Recent reports have suggested the eastern leg of HS2 to Yorkshire is in doubt.
Speaking in a debate in Parliament, Mr Bridgen said that phase one, which has an official budget of no more than £44.6 billion, would in fact cost £70 billion.
He said: “Phase one is already £70 billion and the enabling works are running massively over budget.
“They are being suppressed and that is going to be thrown into the main budget at the end.”
A review by former HS2 chairman Douglas Oakervee concluded in early 2020 that the cost of HS2 could be up to £87.7 billion in 2019 prices.
One independent estimate put the cost at £106 billion but this finding was rejected by the Oakervee review.
All of the previously estimated costs, however, are significantly lower than the £160 billion suggested by Mr Bridgen.
He said: “I have been sent 85 megabits of statements from whistleblowers inside HS2 and the Department for Transport which indicates phase one will be unlikely to carry passengers before the year 2041.

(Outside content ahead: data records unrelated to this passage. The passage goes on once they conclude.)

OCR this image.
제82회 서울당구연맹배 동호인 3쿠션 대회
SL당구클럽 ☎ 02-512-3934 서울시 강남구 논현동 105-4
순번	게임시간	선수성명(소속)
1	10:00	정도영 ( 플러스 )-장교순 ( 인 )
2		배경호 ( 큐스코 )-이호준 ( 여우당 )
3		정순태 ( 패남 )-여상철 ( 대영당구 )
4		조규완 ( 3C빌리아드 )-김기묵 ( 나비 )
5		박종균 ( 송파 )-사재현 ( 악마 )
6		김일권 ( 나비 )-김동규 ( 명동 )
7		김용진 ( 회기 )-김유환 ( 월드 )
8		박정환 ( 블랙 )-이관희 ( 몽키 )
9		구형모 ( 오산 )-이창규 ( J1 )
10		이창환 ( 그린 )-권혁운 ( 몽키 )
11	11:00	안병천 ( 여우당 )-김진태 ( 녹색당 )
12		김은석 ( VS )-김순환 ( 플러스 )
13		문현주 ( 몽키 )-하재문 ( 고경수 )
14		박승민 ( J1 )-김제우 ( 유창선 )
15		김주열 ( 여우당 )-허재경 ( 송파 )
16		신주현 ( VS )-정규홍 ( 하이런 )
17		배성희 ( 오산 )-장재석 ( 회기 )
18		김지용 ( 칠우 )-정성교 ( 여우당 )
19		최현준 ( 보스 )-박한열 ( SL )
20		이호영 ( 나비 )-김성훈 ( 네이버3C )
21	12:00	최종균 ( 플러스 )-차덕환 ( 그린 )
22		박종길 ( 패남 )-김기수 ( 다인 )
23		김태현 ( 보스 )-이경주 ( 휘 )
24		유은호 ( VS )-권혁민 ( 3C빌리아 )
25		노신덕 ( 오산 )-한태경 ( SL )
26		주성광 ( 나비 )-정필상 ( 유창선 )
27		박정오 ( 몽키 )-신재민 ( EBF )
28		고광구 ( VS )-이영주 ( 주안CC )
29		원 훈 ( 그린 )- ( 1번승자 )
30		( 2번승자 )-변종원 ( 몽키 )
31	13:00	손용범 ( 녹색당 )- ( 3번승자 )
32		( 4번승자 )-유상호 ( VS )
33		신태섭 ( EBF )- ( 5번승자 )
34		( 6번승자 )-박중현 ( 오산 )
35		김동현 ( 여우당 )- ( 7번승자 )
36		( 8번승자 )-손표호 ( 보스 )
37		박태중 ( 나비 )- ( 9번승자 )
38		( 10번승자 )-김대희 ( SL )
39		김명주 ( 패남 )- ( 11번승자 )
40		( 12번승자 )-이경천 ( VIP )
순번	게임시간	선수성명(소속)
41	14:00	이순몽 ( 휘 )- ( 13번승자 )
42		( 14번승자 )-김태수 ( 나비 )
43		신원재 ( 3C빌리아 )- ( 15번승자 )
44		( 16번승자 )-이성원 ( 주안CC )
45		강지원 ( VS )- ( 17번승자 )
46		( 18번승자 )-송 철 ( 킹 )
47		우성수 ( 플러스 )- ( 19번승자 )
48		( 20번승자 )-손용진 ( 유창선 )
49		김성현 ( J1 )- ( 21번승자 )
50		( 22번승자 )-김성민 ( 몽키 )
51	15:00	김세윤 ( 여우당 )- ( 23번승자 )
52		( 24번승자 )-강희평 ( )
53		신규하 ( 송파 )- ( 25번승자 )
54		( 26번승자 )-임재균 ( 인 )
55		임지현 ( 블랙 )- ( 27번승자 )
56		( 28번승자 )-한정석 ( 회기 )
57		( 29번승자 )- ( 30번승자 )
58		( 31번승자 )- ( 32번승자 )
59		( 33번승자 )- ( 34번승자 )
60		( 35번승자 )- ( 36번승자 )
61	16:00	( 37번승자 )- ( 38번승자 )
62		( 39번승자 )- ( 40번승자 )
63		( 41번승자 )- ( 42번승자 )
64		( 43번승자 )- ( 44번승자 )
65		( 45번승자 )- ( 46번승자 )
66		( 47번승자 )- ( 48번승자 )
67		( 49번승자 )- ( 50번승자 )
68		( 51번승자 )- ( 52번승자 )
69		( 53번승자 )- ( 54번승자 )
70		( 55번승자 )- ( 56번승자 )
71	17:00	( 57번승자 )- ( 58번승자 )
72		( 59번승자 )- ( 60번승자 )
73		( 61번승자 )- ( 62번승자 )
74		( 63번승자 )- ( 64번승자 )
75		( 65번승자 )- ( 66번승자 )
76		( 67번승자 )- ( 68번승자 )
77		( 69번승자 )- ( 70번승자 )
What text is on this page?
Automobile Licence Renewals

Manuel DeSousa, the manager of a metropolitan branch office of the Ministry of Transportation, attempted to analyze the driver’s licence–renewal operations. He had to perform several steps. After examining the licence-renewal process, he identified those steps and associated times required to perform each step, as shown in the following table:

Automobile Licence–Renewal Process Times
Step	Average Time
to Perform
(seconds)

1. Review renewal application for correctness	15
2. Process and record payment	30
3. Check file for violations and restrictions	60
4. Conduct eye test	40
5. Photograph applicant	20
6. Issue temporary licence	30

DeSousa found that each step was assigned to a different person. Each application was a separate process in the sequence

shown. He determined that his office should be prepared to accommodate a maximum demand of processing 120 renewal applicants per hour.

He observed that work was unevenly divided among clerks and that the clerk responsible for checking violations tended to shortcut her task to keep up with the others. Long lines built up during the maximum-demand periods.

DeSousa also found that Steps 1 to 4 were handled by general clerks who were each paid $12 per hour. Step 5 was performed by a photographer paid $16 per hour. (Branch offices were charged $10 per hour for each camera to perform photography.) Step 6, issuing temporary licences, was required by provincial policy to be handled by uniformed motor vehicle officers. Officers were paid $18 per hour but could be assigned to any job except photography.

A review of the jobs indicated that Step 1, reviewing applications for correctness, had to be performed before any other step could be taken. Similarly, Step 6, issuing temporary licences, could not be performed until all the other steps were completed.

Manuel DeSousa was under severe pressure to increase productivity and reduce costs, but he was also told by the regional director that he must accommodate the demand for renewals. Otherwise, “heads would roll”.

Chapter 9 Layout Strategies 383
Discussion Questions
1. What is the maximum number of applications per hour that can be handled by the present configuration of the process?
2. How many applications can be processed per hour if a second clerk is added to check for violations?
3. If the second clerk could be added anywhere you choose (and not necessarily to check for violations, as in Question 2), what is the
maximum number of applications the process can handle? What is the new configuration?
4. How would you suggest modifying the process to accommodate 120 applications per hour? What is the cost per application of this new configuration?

“We are going to need a public inquiry ultimately to get to the bottom of who was suppressing all this information.”
A Department for Transport spokesperson said: “These figures are wrong. In February last year, this Government reset HS2 and established a realistic budget, strengthened oversight and increased transparency.
“As part of this, a minister now reports to Parliament every six months on progress, including on costs and schedule.”